The last two years haven’t been easy. Damien suffered from extreme PTSD, and I was lost for much of the time, trying to figure out what the next step would be, but mostly I was trying to take care of him. I was afraid he was broken, and that I would never be able to put him together again, but my Damien is extraordinary—as I have always known, as these letters attest to. He has come so far, and he is getting better every day, as am I.
I wake up sometimes wondering if we’re doing the right thing for us, putting these letters, putting our lives out there for everyone to see. I had horrible fantasies that we would be taken apart for being weirdos, but after reading them, I realize it’s the only thing I want to do right now. We lived this, and we won. We are now living the very things we wrote about; we wrote them into being, and if that doesn’t speak to true, absolute magick, I don’t know what else does.
I wouldn’t wish this life for anyone. I would never suggest to a young woman to find a man in prison to write to, to fall in love with and to marry him. It’s a brutal life for everyone involved. It breaks hearts over and over again. It is a life of deprivation that cannot be sated. I’ve had women write to me or ask me for advice who have found themselves in my situation—but I don’t respond, because I know nothing I say will deter them. All I know, at the risk of sounding astoundingly vain, is that there will never be another situation like mine and Damien’s. It was the perfect storm, so to speak—we had resources and supporters from around the world, we had actual innocence, and we somehow had the strength and love to hold on.
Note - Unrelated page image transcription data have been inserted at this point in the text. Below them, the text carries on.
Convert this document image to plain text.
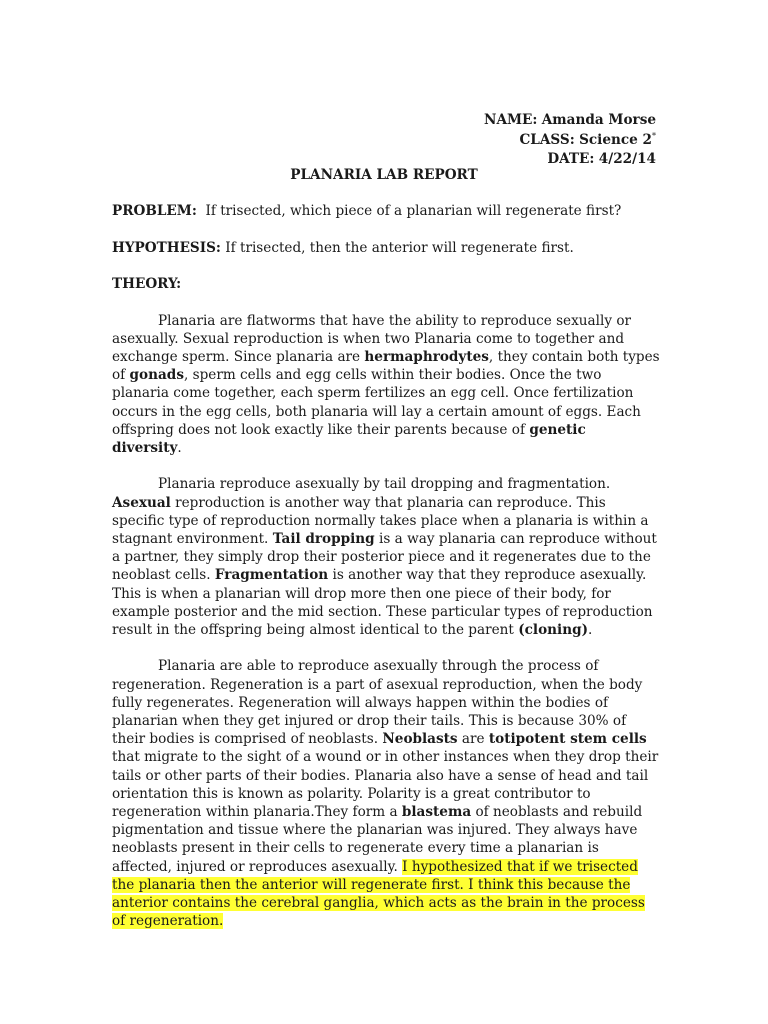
NAME: Amanda Morse
CLASS: Science 2*
DATE: 4/22/14
PLANARIA LAB REPORT
PROBLEM: If trisected, which piece of a planarian will regenerate first?
HYPOTHESIS: If trisected, then the anterior will regenerate first.
THEORY:

Planaria are flatworms that have the ability to reproduce sexually or asexually. Sexual reproduction is when two Planaria come to together and exchange sperm. Since planaria are hermaphrodytes, they contain both types of gonads, sperm cells and egg cells within their bodies. Once the two planaria come together, each sperm fertilizes an egg cell. Once fertilization occurs in the egg cells, both planaria will lay a certain amount of eggs. Each offspring does not look exactly like their parents because of genetic diversity.

Planaria reproduce asexually by tail dropping and fragmentation. Asexual reproduction is another way that planaria can reproduce. This specific type of reproduction normally takes place when a planaria is within a stagnant environment. Tail dropping is a way planaria can reproduce without a partner, they simply drop their posterior piece and it regenerates due to the neoblast cells. Fragmentation is another way that they reproduce asexually. This is when a planarian will drop more then one piece of their body, for example posterior and the mid section. These particular types of reproduction result in the offspring being almost identical to the parent (cloning).

Planaria are able to reproduce asexually through the process of regeneration. Regeneration is a part of asexual reproduction, when the body fully regenerates. Regeneration will always happen within the bodies of planarian when they get injured or drop their tails. This is because 30% of their bodies is comprised of neoblasts. Neoblasts are totipotent stem cells that migrate to the sight of a wound or in other instances when they drop their tails or other parts of their bodies. Planaria also have a sense of head and tail orientation this is known as polarity. Polarity is a great contributor to regeneration within planaria.They form a blastema of neoblasts and rebuild pigmentation and tissue where the planarian was injured. They always have neoblasts present in their cells to regenerate every time a planarian is affected, injured or reproduces asexually. I hypothesized that if we trisected the planaria then the anterior will regenerate first. I think this because the anterior contains the cerebral ganglia, which acts as the brain in the process of regeneration.
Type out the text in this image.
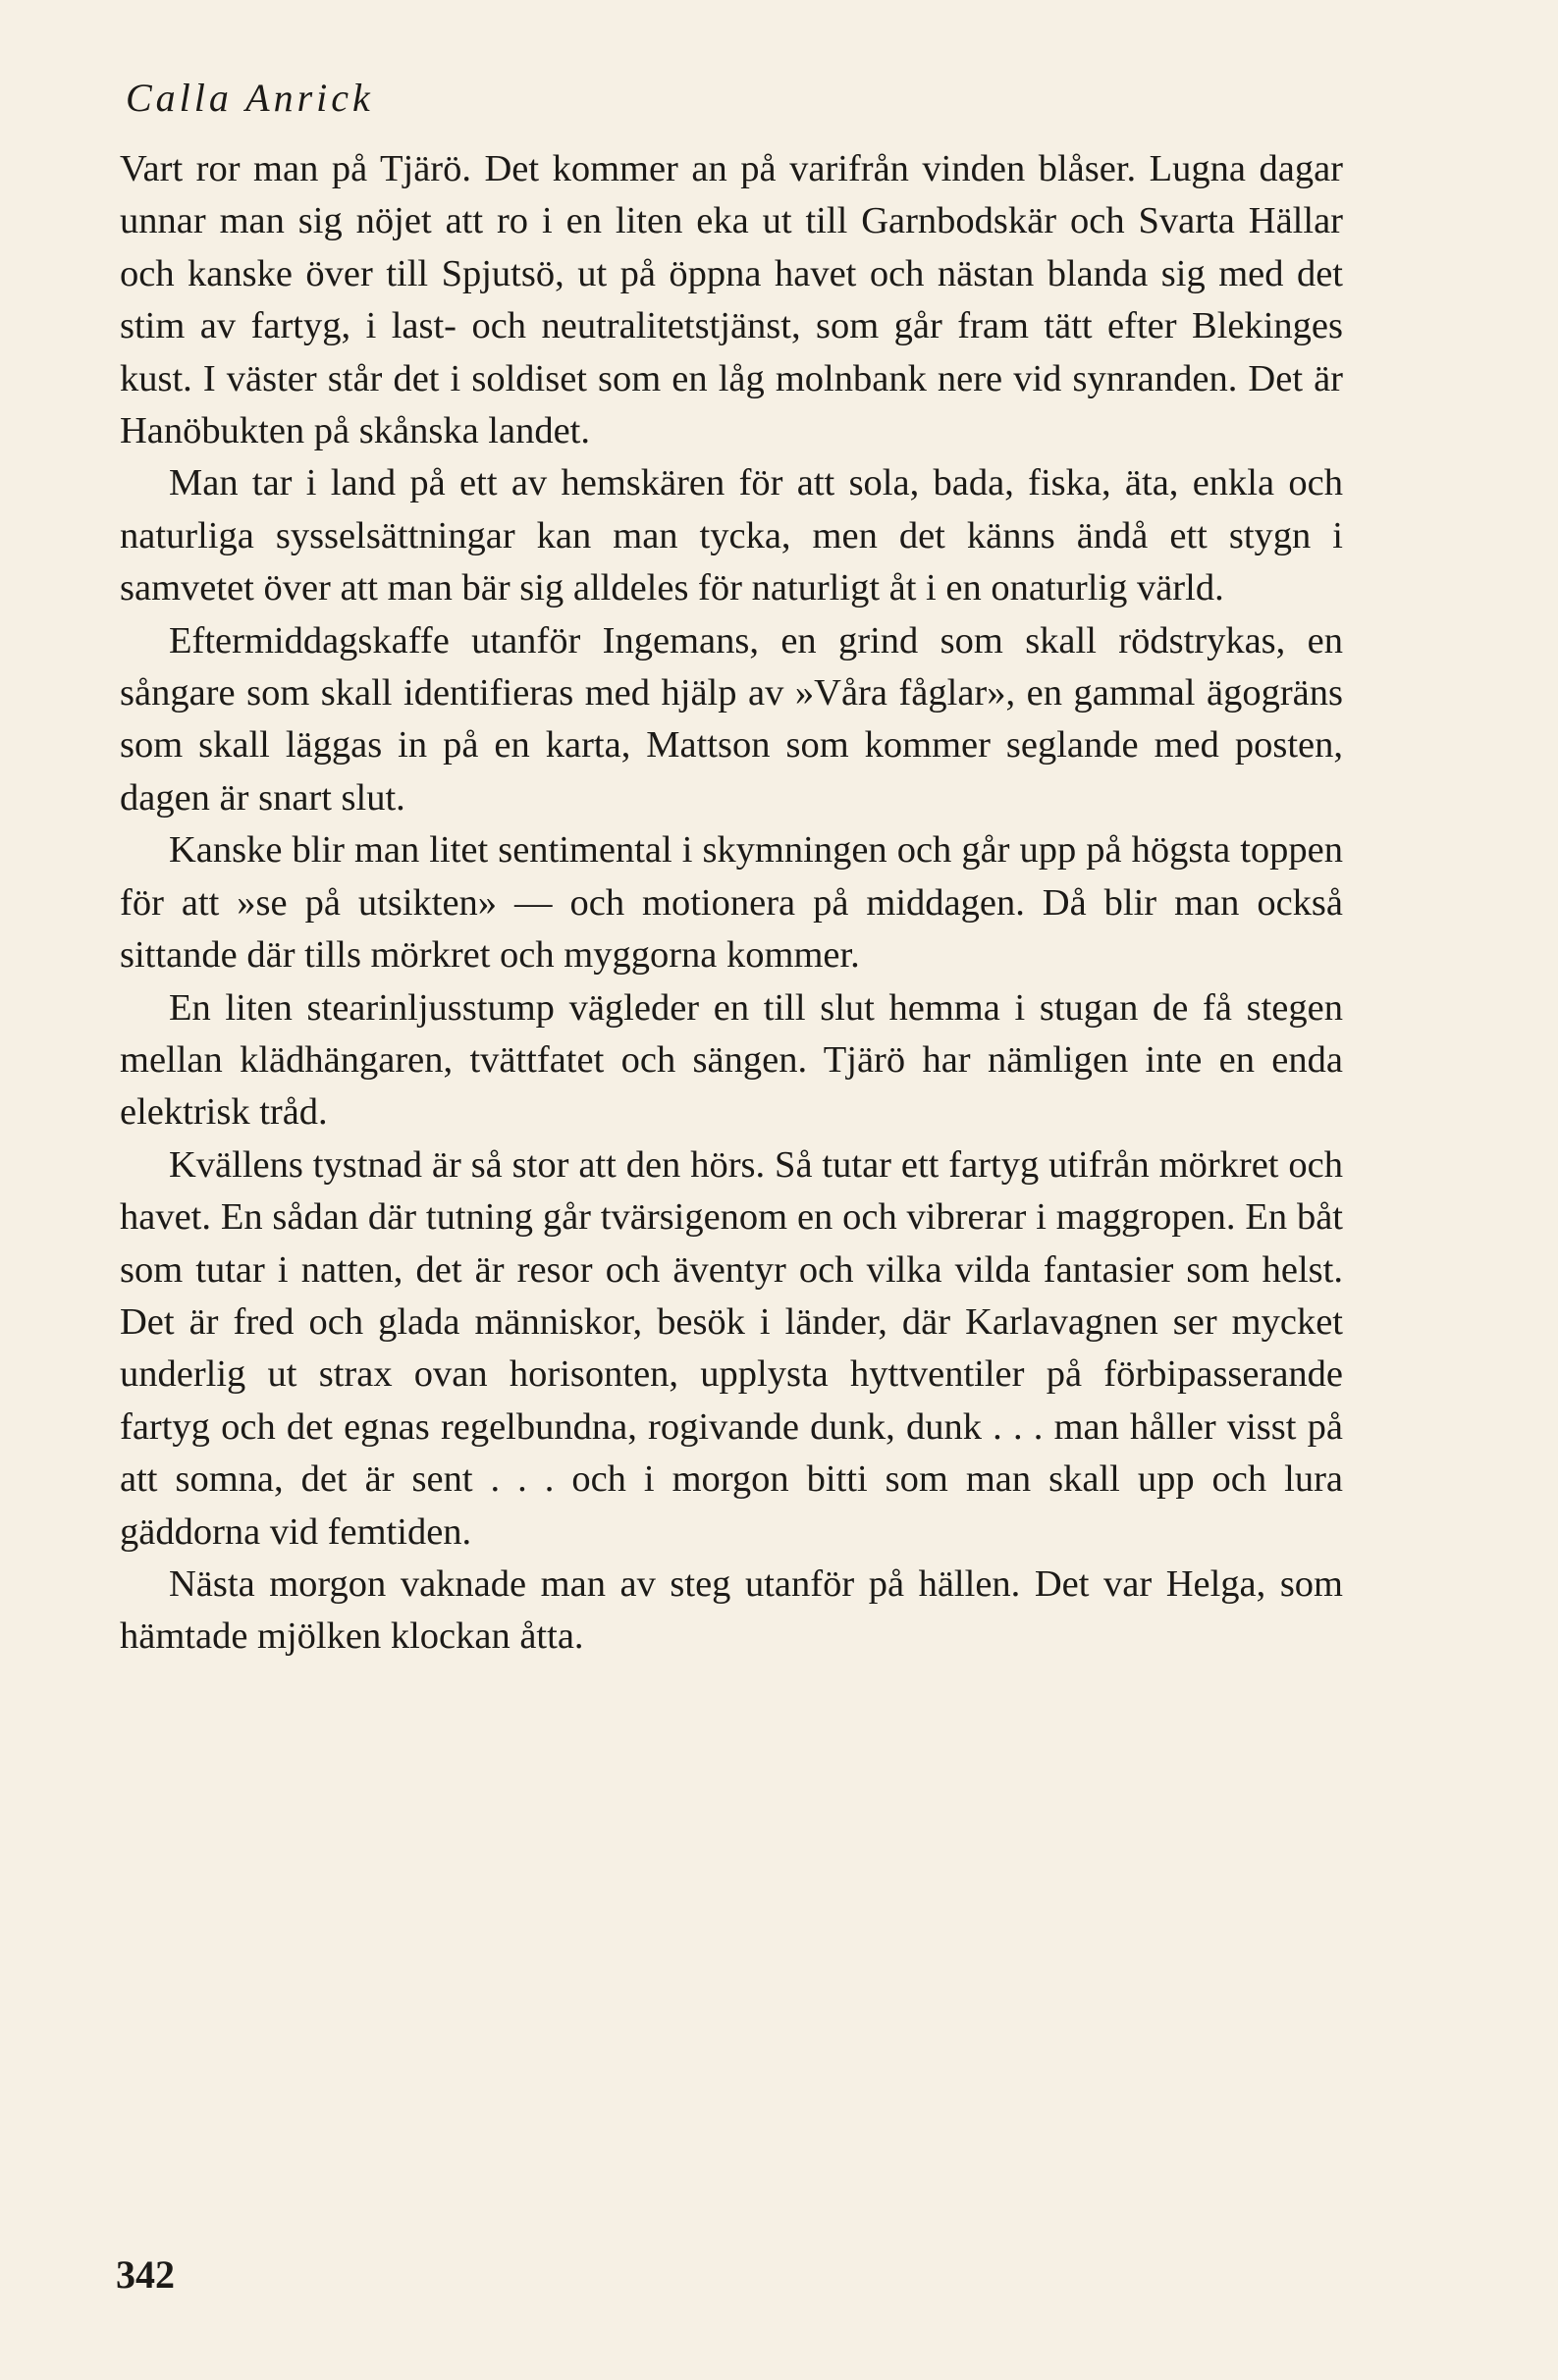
Calla Anrick

Vart ror man på Tjärö. Det kommer an på varifrån vinden blåser. Lugna dagar unnar man sig nöjet att ro i en liten eka ut till Garnbodskär och Svarta Hällar och kanske över till Spjutsö, ut på öppna havet och nästan blanda sig med det stim av fartyg, i last- och neutralitetstjänst, som går fram tätt efter Blekinges kust. I väster står det i soldiset som en låg molnbank nere vid synranden. Det är Hanöbukten på skånska landet.

Man tar i land på ett av hemskären för att sola, bada, fiska, äta, enkla och naturliga sysselsättningar kan man tycka, men det känns ändå ett stygn i samvetet över att man bär sig alldeles för naturligt åt i en onaturlig värld.

Eftermiddagskaffe utanför Ingemans, en grind som skall rödstrykas, en sångare som skall identifieras med hjälp av »Våra fåglar», en gammal ägogräns som skall läggas in på en karta, Mattson som kommer seglande med posten, dagen är snart slut.

Kanske blir man litet sentimental i skymningen och går upp på högsta toppen för att »se på utsikten» — och motionera på middagen. Då blir man också sittande där tills mörkret och myggorna kommer.

En liten stearinljusstump vägleder en till slut hemma i stugan de få stegen mellan klädhängaren, tvättfatet och sängen. Tjärö har nämligen inte en enda elektrisk tråd.

Kvällens tystnad är så stor att den hörs. Så tutar ett fartyg utifrån mörkret och havet. En sådan där tutning går tvärsigenom en och vibrerar i maggropen. En båt som tutar i natten, det är resor och äventyr och vilka vilda fantasier som helst. Det är fred och glada människor, besök i länder, där Karlavagnen ser mycket underlig ut strax ovan horisonten, upplysta hyttventiler på förbipasserande fartyg och det egnas regelbundna, rogivande dunk, dunk . . . man håller visst på att somna, det är sent . . . och i morgon bitti som man skall upp och lura gäddorna vid femtiden.

Nästa morgon vaknade man av steg utanför på hällen. Det var Helga, som hämtade mjölken klockan åtta.

342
Looking back at the first letter
s and reliving everything after, I am struck with our naiveté—perhaps mine more than Damien’s. He worked so hard at trying to convince me that he was all right. I was so dramatic in those first years, flying so close to the sun, not caring how far out I would venture, though in reality, it was all very close. There was just Damien and me, living in our heads and hearts, but to us it was a huge, scarily crazy adventure, because we dared to be honest with each other, and to follow whatever path our love would take us on.
I think that’s the part I find hardest to read, or maybe it’s comforting: We grew up. We came to a realization that in order to survive, we would have to go through searing pain. I don’t even know if we realized that it was imperative to take us to the place where we would form a spiritual connection and that it would be the foundation of our relationship. Without that, the jealousies, the insecurities, and the pain we inflicted upon each other because of the insane circumstances would’ve eventually killed who we were. No love can survive such degradation without eventually finding a spiritual foundation, and that is what we believe and live today.
This book is our only way of showing others what it can take to keep love alive, even in the direst of circumstances. There are many people who face horrific and daunting situations. War, illness, crime—these are just some of the human conditions that cause unbelievably difficult scenarios for love. But somehow we keep finding it in all these places, and somehow we find humor and grace and humility, and even sex. Thank goodness for sex.
We will never, ever be able to fully describe what happened to us, why we found each other, and the love and perseverance it took to stay together. I just knew that once I got to know Damien, he would be my life. We still believe we will create our world, and we have many, many dreams. It’s going to be a wonderful life.